Discovering your dishwasher has stopped working is never going to be the highlight your day, especially if you have to deal with the cost of calling out a repair person and staying home to let them in just to diagnose the fault.
Fortunately it’s often easy to pinpoint and often fix many dishwasher issues alone without having to call for dishwasher repair, particularly if you happen to have a multimeter.
You might realize you can resolve the problem quite easily by yourself, especially if you are mechanically minded, and if you can’t at worst you will be better placed to describe the problem when you do have to call a repair man.
Before you begin looking for a new dishwasher there are a few simple faults you should be able to troubleshoot without too much trouble.
Safety Warning: Always make sure your dishwasher is unplugged before testing or replacing any electrical components.
Before you start checking your machine for problems ensure that it hasn’t been inadvertently unplugged, and that none of the switches on the circuit breaker have tripped.
This is also a good time to check if the child lock isn’t on as well as try resetting your machine.
You will often need the user manual to do this due to the fact that models vary however the child lock tends to be quite easy to put on inadvertently. Likewise, the dishwasher could have power however will not run, in this case the answer might be as simple as resetting the program.
Once you have ruled out these problems it’s time for the real investigations to begin.
To check these electrical components you will have to have a multimeter, or VOM (volt-ohm-milliammeter) to measure the resistance plus check the electrical components are working as they should.
The first thing to check is the door latches and door latch switches. Your dishwasher is not designed to start if these are faulty for understandable reasons.
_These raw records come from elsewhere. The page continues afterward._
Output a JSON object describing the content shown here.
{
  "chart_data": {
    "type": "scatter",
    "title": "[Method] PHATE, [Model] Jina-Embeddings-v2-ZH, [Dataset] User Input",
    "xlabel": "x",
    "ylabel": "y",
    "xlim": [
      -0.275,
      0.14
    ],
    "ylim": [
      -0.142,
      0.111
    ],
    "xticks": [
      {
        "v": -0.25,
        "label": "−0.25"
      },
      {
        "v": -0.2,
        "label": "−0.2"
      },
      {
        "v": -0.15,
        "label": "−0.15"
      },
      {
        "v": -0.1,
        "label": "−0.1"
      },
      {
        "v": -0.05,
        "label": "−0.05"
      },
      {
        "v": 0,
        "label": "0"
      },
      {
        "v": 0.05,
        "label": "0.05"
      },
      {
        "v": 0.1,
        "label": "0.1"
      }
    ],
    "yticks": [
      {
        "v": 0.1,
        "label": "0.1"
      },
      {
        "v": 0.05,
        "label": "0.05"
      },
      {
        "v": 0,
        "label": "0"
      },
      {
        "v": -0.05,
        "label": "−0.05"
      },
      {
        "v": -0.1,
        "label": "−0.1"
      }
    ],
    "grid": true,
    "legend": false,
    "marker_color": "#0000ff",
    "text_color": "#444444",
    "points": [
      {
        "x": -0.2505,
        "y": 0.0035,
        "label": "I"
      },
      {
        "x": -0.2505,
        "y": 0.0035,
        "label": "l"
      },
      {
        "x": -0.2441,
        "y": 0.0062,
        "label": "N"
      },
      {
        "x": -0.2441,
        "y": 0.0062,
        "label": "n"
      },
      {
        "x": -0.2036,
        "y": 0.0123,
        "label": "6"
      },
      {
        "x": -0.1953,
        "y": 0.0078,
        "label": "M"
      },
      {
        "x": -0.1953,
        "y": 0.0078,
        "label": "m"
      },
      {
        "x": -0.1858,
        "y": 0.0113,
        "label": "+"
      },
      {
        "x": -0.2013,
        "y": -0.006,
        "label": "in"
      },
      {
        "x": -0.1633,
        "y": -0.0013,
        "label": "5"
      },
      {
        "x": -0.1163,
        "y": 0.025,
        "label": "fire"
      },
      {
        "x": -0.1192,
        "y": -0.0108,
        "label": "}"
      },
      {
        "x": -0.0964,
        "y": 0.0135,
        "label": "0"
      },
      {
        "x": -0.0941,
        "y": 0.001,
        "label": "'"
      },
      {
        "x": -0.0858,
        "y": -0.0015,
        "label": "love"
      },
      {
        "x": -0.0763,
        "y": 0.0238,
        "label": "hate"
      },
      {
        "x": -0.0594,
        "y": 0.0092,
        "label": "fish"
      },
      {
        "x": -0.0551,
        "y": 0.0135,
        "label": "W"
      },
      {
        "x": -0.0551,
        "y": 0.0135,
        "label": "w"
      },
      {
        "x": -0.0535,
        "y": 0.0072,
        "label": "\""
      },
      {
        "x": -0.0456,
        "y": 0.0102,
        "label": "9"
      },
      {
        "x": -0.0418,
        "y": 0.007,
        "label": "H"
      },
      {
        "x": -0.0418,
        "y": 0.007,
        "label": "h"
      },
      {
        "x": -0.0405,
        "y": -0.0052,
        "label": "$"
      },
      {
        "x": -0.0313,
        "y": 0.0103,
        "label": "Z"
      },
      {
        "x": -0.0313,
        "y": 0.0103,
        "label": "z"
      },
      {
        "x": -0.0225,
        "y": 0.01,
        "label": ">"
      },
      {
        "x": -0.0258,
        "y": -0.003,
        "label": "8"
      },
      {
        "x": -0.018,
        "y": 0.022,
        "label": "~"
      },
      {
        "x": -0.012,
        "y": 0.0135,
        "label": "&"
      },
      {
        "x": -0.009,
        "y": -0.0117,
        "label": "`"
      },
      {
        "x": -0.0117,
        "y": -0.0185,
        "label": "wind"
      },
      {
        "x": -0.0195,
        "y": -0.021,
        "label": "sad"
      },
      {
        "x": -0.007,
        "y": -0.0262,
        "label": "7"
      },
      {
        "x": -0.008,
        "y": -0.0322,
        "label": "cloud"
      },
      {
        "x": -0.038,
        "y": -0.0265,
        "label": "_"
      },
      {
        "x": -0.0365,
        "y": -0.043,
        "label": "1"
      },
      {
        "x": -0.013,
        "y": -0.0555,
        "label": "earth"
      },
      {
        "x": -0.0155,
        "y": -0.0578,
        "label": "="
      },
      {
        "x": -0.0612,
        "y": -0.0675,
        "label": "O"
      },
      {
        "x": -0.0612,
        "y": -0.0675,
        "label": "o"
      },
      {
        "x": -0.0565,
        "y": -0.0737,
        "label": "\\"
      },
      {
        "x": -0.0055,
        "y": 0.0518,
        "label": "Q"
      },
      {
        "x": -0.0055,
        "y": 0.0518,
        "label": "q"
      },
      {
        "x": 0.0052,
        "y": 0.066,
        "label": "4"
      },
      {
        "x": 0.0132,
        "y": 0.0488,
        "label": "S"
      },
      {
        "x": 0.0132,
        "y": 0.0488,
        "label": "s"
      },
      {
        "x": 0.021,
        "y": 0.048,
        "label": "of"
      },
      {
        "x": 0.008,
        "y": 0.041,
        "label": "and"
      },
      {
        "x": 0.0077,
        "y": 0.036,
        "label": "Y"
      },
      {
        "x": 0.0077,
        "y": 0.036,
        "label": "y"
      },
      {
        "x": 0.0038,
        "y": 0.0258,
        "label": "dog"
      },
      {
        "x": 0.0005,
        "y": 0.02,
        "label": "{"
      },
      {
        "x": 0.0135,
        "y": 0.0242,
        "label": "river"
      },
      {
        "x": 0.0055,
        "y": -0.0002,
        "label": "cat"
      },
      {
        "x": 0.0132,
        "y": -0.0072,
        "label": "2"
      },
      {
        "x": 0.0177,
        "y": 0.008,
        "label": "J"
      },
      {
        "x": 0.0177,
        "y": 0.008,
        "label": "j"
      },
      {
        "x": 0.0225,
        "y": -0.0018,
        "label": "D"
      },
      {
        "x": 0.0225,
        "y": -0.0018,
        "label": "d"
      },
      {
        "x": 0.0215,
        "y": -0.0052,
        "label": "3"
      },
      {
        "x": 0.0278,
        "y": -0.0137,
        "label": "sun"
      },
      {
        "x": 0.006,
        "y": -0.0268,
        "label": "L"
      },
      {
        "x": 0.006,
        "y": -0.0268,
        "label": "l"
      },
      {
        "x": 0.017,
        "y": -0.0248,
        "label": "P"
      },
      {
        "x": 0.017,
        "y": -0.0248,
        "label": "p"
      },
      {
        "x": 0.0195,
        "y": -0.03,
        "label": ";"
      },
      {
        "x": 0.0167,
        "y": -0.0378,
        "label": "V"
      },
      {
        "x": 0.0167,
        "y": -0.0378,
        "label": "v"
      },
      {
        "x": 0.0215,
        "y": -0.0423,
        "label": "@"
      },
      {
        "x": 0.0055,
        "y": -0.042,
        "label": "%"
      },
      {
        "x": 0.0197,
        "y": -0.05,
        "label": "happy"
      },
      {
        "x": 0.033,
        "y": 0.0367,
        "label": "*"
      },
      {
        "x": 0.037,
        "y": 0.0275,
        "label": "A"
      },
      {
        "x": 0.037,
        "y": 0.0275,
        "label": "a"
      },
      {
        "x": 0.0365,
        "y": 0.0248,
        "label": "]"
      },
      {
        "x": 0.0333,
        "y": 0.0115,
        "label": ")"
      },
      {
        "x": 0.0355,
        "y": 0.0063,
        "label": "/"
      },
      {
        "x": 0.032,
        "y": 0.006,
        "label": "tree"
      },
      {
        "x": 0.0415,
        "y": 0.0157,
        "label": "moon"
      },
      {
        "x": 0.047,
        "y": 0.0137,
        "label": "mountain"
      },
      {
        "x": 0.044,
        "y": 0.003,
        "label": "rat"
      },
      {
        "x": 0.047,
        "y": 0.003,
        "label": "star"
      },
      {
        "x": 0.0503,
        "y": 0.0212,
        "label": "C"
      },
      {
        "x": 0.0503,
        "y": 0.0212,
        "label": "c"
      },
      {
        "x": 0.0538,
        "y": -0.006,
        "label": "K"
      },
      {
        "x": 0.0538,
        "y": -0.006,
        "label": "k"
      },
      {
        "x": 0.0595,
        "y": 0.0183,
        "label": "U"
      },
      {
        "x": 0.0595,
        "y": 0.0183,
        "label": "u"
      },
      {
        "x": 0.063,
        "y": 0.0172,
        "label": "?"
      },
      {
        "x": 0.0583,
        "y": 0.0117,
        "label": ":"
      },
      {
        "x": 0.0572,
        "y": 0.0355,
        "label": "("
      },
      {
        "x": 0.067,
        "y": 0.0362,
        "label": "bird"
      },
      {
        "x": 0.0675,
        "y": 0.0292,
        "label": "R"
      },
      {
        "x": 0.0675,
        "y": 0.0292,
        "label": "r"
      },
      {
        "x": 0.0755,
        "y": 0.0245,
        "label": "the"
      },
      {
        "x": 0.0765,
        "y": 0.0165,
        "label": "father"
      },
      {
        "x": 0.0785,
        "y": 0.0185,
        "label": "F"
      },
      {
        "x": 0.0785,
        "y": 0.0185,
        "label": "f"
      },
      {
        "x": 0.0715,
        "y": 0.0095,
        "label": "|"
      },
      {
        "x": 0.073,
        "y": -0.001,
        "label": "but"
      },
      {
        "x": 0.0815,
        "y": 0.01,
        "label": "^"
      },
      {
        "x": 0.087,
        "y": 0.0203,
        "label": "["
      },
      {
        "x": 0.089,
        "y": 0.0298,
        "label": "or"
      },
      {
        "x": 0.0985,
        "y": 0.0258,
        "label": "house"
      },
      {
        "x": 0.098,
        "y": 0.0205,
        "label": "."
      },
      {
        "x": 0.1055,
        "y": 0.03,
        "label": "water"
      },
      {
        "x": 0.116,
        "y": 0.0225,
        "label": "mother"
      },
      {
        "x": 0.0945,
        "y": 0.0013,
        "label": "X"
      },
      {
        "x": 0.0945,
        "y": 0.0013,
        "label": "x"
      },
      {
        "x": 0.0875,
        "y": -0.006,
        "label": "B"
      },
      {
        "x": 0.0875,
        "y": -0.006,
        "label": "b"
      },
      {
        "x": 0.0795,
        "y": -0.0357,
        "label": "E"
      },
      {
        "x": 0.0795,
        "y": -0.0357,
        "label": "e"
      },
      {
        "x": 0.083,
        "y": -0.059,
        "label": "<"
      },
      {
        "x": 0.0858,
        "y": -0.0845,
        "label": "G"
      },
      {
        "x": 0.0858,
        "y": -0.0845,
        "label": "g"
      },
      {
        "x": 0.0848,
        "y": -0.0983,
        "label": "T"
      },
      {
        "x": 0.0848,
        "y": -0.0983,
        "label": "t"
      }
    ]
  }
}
There’s no way you would want begin the dishwasher without meaning to with the door not closed.
A broken switch will prevent your dishwasher from turning on plus operating. You should check the switch using a multimeter. The switch will usually be situated under the front door panel or control panel.
Double check you have disconnected power to the machine prior to removing the door panel plus checking for continuity to make sure you do not get an electric shock.
If the latches or switches are faulty you will need a replacement door latch assembly.
If you have tested your door latch as well as door latch switch and ascertained they are working correctly the next component to check is the timer or electronic control.
This is the part of the machine that distributes power to all the other components the machine requires to run such as the motor, as well as the water inlet valve.
If your dishwasher has an electric control rather than a mechanical timer then it may need to be tested while live, in which case you will need to call an engineer.
The selector switch is the part of the dishwasher that selects the program and will vary depending on the make or model of your dishwasher. A faulty selector switch or even one that has not been fully pressed down might result in the machine not to turn on.
You can usually visually investigate to see if the buttons are going down all the way, or you may have to unplug the dishwasher and gain access to the control panel to check the contact points for continuity with the help of a multimeter.
The motor relay is an alternative part that can cause your dishwasher not to run, so this may be the problem if you have tested the control panel and have ascertained that there should be power running to the motor.
To investigate if this is the case you need to gain access to the motor as well as locate the relay that should be located next to the motor. This may then be removed and checked with a multimeter and it may need to be replaced.
If you have checked the above issues and are still looking for the problem the next part to investigate would be the thermal fuse. Note: Not all machines have a thermal fuse.
If you will need to replace it in order for the control board to get power.
The final part of the dishwasher you could test that could prevent your dishwasher from working is the drive motor. This is the component that moves the water around to wash your dishes.
When you have tested the other components and still aren’t getting anywhere this might be the culprit especially if your machine has previously been making a loud humming noise.
You should be able to locate the motor by removing the panel at the bottom of the machine. Check it using a multimeter and replace if not working.
Not everyone has a multimeter, or would know how to use one even if they do, in which case you will be better off calling a repair person sooner rather than later.
If you do have a multimeter and can perform the above tests then you could well be able to sort out the fault without needing a professional. However if you are unsure it might be easier to call in the professionals.
Don’t forget to examine your insurance and your home cover as appliance repairs may be covered and so the costs could be less than you were expecting.